The War on Sugar Hits the Juice Box - JumpCrisscross
https://www.wsj.com/articles/the-war-on-sugar-hits-the-juice-box-11566133201?mod=rsswn
======
jackfraser
This is typical woke-capitalist garbage.

Real juice is just fine to drink - in moderation! Before getting some
exercise, it's a great boost, has vitamins, easy energy, and it's an excellent
bribe. It's also trivial to get juiceboxes that have extremely simple
ingredient lists so you can be reasonably sure you're not going to be feeding
your kid anything that kids haven't been consuming for millenia.

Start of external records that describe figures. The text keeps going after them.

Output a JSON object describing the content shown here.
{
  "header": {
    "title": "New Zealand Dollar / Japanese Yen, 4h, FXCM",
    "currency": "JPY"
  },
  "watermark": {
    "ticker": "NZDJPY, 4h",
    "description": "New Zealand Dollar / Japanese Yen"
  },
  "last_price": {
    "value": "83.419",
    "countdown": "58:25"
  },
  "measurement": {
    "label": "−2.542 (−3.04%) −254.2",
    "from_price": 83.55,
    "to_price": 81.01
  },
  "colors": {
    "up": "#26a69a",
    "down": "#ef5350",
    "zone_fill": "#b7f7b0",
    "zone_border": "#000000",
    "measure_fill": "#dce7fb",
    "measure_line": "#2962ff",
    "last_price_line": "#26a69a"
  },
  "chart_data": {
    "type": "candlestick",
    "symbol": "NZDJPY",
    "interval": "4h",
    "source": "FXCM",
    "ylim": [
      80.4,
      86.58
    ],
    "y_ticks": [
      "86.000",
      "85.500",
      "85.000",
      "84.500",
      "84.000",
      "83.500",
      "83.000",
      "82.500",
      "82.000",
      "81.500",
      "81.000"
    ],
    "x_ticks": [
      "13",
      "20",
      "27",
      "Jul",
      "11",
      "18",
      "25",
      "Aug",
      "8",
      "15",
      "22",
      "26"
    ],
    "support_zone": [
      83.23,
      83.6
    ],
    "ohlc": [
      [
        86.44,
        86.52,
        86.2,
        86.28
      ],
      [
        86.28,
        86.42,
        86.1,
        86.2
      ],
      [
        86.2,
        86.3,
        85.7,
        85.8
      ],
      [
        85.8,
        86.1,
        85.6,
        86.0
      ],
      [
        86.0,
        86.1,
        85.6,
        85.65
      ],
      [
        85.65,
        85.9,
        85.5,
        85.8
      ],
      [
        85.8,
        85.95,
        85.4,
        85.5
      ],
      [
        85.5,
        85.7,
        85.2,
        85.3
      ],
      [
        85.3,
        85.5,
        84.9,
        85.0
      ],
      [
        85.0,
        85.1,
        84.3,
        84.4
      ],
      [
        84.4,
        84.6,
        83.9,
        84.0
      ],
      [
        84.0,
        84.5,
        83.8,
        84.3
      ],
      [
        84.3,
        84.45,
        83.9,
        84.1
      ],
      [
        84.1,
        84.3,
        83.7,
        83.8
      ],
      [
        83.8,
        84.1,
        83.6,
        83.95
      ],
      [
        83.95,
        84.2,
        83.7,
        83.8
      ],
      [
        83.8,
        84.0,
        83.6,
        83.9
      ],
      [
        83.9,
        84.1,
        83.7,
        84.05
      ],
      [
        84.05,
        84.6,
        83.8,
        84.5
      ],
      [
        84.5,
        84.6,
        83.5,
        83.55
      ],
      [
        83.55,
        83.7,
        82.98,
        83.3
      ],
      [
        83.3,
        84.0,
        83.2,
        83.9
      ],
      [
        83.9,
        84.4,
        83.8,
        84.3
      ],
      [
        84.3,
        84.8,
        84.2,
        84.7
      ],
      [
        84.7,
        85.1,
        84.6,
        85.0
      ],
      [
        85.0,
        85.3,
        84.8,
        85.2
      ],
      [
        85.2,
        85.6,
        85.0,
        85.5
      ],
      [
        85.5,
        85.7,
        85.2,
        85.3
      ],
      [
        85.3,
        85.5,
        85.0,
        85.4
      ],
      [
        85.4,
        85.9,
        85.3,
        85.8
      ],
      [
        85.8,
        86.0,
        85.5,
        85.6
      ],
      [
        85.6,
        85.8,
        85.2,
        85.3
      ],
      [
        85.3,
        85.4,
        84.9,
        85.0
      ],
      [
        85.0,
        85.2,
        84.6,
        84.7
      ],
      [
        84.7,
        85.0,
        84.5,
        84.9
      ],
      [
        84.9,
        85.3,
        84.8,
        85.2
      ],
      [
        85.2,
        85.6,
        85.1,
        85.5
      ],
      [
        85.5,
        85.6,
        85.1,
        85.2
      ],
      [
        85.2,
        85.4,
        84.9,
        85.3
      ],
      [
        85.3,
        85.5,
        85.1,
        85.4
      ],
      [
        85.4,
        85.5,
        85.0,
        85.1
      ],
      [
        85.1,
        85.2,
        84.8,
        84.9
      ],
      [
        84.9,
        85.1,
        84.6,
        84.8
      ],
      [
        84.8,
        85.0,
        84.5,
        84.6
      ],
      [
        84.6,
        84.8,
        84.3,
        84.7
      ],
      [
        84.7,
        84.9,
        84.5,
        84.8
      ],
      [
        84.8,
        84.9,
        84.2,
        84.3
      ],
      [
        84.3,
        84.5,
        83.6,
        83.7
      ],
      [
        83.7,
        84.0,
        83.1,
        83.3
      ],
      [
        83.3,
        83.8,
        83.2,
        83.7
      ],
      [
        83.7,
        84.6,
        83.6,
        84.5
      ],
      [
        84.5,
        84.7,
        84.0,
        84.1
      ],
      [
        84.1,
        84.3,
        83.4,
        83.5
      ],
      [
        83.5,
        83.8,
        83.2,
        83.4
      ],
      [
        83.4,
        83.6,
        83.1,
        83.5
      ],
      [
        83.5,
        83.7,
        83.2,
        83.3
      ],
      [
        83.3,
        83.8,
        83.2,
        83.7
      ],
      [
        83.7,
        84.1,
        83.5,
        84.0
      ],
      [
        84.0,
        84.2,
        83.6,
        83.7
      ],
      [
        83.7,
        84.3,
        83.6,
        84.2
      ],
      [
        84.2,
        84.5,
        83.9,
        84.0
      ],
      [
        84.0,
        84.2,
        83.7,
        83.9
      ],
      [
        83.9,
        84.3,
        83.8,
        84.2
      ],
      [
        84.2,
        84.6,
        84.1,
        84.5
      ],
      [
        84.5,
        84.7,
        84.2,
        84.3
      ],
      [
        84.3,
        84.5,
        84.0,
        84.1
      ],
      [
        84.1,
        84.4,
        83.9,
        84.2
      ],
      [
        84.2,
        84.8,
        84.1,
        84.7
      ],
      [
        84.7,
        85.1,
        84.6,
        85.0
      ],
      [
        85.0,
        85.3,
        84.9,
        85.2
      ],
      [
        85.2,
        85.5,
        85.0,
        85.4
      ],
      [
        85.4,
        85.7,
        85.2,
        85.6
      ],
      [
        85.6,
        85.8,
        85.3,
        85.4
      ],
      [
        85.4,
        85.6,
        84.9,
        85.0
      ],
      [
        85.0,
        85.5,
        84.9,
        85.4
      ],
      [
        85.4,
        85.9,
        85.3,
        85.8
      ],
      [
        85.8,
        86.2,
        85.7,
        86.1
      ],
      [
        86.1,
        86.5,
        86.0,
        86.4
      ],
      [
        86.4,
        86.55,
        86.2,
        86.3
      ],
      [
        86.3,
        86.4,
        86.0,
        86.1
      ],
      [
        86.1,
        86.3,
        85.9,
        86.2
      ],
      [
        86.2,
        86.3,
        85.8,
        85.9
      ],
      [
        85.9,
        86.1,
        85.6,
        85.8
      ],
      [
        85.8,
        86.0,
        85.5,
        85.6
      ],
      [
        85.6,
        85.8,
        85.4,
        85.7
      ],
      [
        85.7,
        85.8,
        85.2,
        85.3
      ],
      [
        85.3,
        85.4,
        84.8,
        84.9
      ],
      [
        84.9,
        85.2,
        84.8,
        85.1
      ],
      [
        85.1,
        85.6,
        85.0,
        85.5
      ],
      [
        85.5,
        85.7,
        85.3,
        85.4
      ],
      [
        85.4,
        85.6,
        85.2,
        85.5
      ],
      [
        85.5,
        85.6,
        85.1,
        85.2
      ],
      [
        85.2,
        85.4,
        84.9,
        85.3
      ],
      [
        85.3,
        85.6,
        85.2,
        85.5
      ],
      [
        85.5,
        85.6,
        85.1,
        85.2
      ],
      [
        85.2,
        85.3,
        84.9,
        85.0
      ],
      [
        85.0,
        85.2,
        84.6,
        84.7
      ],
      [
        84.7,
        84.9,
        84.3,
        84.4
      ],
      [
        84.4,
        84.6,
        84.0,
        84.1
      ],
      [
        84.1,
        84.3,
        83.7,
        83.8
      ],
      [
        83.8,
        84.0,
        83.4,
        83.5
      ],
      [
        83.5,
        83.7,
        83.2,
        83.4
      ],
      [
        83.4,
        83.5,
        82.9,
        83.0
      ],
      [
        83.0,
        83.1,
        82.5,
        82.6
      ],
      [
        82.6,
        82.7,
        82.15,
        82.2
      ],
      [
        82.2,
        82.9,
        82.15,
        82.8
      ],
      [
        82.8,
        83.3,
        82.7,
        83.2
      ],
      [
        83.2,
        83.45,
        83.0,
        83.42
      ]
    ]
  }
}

Should kids have it every day? No, probably not! They need to be used to
drinking water as their fundamental beverage. "Fruity water" as a replacement
for normal water simply inculcates them with the idea that plain water is
gross and not good enough, and that they should demand some enhanced
alternative. It does nothing to stem the habit-based dietary issues people end
up with - after all, if you're used to fruity water and the only available
options are juiceboxes and water, there's no way you'll be satisfied with the
latter.

Increasingly it looks like there's a push to serve our kids things even less
organic than we used to. Beyond Meat or maggot burgers, fruity water, it's
like there's a war on normal, real products. Why are we assuming these new
untested alternatives are somehow better or, at least, not fraught with most
of the failure modes of their predecessors?